The demonstration was called by the anti-American Shiite cleric Muqtada al-Sadr, a steadfast opponent of any agreement with the United States to extend the troop presence there. The Status of Forces Agreement has been passed by the Iraqi cabinet, but to become effective it still must be approved by the nation's parliament, which is expected to vote on the proposed pact next week.
BBC correspondent Andrew North, who was at the protest in the square where U.S. troops once tore down a statue of Saddam Hussein, reported that people waved Iraqi flags, Shiite banners, and chanted anti-American slogans. The crowd burned U.S. flags and an effigy of President Bush.
The BBC quoted from a speech delivered by one of al-Sadr's representatives, Sheik Abdul-Hadi al-Mohammadawi:
Let the government know that America is and will not be of any use to us because it is the enemy of Islam. The government must know that it is the people who help it in the good and the bad times. If it throws the occupier out, all the Iraqi people will stand by it.
According to both Reuters news service and CNN, Sadr, who was not at the demonstration, has been in Iran since last year.
CNN reported that Firdous Square was sealed off and traffic was blocked as thousands of protesters chanted: "No no to the agreement," "No no America," and "Out, out occupation!"
Al-Sadr had called for Sunnis and Shiites to hold a unified prayer ceremony and have a peaceful demonstration against the agreement, and there was no reported violence or arrests during the two-and-one-half-hour protest. The Sadrists (as the followers of al-Sadr are called) have led opposition to the deal, but others, including Sunni Arabs and secularists, have also expressed reservations and opposition.
The Sadrists oppose having any agreement with the United States and want U.S. forces to leave immediately. They have been protesting the security agreement for months in Baghdad's Sadr City, where the cleric has strong support. Al-Sadr controls a group of 30 members of Iraq's 275-seat parliament.
Reuters reported that while the Sadrists have not articulated their preferred alternative to the pact, they have demanded that U.S. troops leave Iraq immediately, not in three years. They expressed doubt that the Americans would stick to the agreed timetable.

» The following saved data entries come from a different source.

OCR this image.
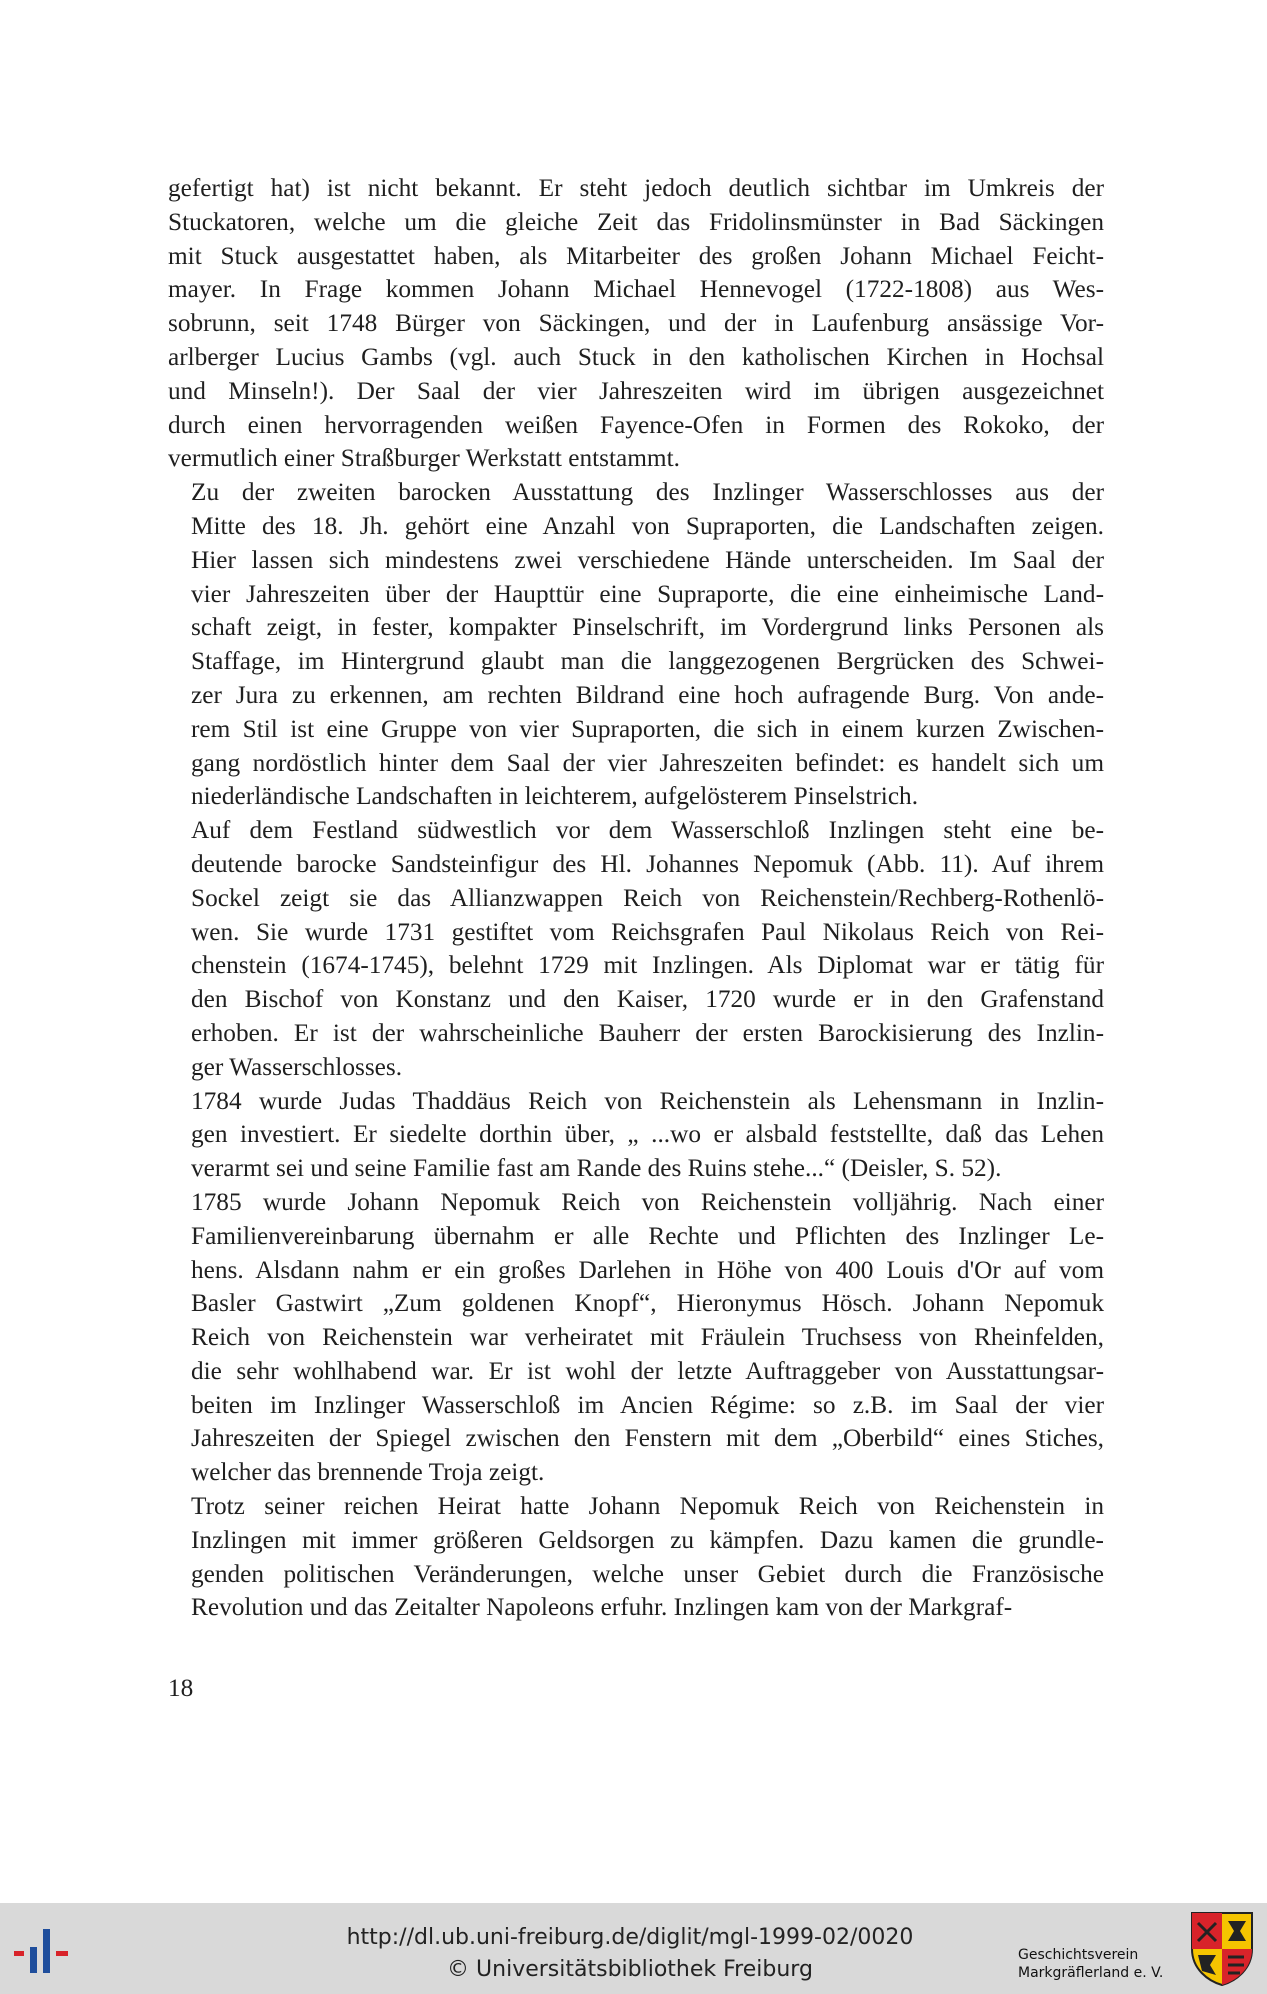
gefertigt hat) ist nicht bekannt. Er steht jedoch deutlich sichtbar im Umkreis der
Stuckatoren, welche um die gleiche Zeit das Fridolinsmünster in Bad Säckingen
mit Stuck ausgestattet haben, als Mitarbeiter des großen Johann Michael Feicht-
mayer. In Frage kommen Johann Michael Hennevogel (1722-1808) aus Wes-
sobrunn, seit 1748 Bürger von Säckingen, und der in Laufenburg ansässige Vor-
arlberger Lucius Gambs (vgl. auch Stuck in den katholischen Kirchen in Hochsal
und Minseln!). Der Saal der vier Jahreszeiten wird im übrigen ausgezeichnet
durch einen hervorragenden weißen Fayence-Ofen in Formen des Rokoko, der
vermutlich einer Straßburger Werkstatt entstammt.

Zu der zweiten barocken Ausstattung des Inzlinger Wasserschlosses aus der
Mitte des 18. Jh. gehört eine Anzahl von Supraporten, die Landschaften zeigen.
Hier lassen sich mindestens zwei verschiedene Hände unterscheiden. Im Saal der
vier Jahreszeiten über der Haupttür eine Supraporte, die eine einheimische Land-
schaft zeigt, in fester, kompakter Pinselschrift, im Vordergrund links Personen als
Staffage, im Hintergrund glaubt man die langgezogenen Bergrücken des Schwei-
zer Jura zu erkennen, am rechten Bildrand eine hoch aufragende Burg. Von ande-
rem Stil ist eine Gruppe von vier Supraporten, die sich in einem kurzen Zwischen-
gang nordöstlich hinter dem Saal der vier Jahreszeiten befindet: es handelt sich um
niederländische Landschaften in leichterem, aufgelösterem Pinselstrich.

Auf dem Festland südwestlich vor dem Wasserschloß Inzlingen steht eine be-
deutende barocke Sandsteinfigur des Hl. Johannes Nepomuk (Abb. 11). Auf ihrem
Sockel zeigt sie das Allianzwappen Reich von Reichenstein/Rechberg-Rothenlö-
wen. Sie wurde 1731 gestiftet vom Reichsgrafen Paul Nikolaus Reich von Rei-
chenstein (1674-1745), belehnt 1729 mit Inzlingen. Als Diplomat war er tätig für
den Bischof von Konstanz und den Kaiser, 1720 wurde er in den Grafenstand
erhoben. Er ist der wahrscheinliche Bauherr der ersten Barockisierung des Inzlin-
ger Wasserschlosses.

1784 wurde Judas Thaddäus Reich von Reichenstein als Lehensmann in Inzlin-
gen investiert. Er siedelte dorthin über, „ ...wo er alsbald feststellte, daß das Lehen
verarmt sei und seine Familie fast am Rande des Ruins stehe...“ (Deisler, S. 52).

1785 wurde Johann Nepomuk Reich von Reichenstein volljährig. Nach einer
Familienvereinbarung übernahm er alle Rechte und Pflichten des Inzlinger Le-
hens. Alsdann nahm er ein großes Darlehen in Höhe von 400 Louis d'Or auf vom
Basler Gastwirt „Zum goldenen Knopf“, Hieronymus Hösch. Johann Nepomuk
Reich von Reichenstein war verheiratet mit Fräulein Truchsess von Rheinfelden,
die sehr wohlhabend war. Er ist wohl der letzte Auftraggeber von Ausstattungsar-
beiten im Inzlinger Wasserschloß im Ancien Régime: so z.B. im Saal der vier
Jahreszeiten der Spiegel zwischen den Fenstern mit dem „Oberbild“ eines Stiches,
welcher das brennende Troja zeigt.

Trotz seiner reichen Heirat hatte Johann Nepomuk Reich von Reichenstein in
Inzlingen mit immer größeren Geldsorgen zu kämpfen. Dazu kamen die grundle-
genden politischen Veränderungen, welche unser Gebiet durch die Französische
Revolution und das Zeitalter Napoleons erfuhr. Inzlingen kam von der Markgraf-

18
http://dl.ub.uni-freiburg.de/diglit/mgl-1999-02/0020
© Universitätsbibliothek Freiburg
Geschichtsverein
Markgräflerland e. V.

Iraqi Prime Minister Nouri Maliki has called the pact "a solid prelude to the restoration of Iraq's full sovereignty in three years' time." He has assured Iraqis that there are no hidden clauses in the agreement that compromise Iraqi sovereignty. Maliki has also urged swift approval of the pact by parliament, stating that if there is further delay, there won't be enough time to develop a new agreement before the year's end. If that happens, said Maliki, Iraq would ask the UN Security Council to renew the resolution that authorizes the presence of U.S. and allied troops in Iraq.
President Bush and Republican presidential candidate John McCain had both strongly opposed setting a deadline for troop withdraw. However President-elect Barack Obama has promised he will withdraw combat forces from Iraq within 16 months of taking office in January.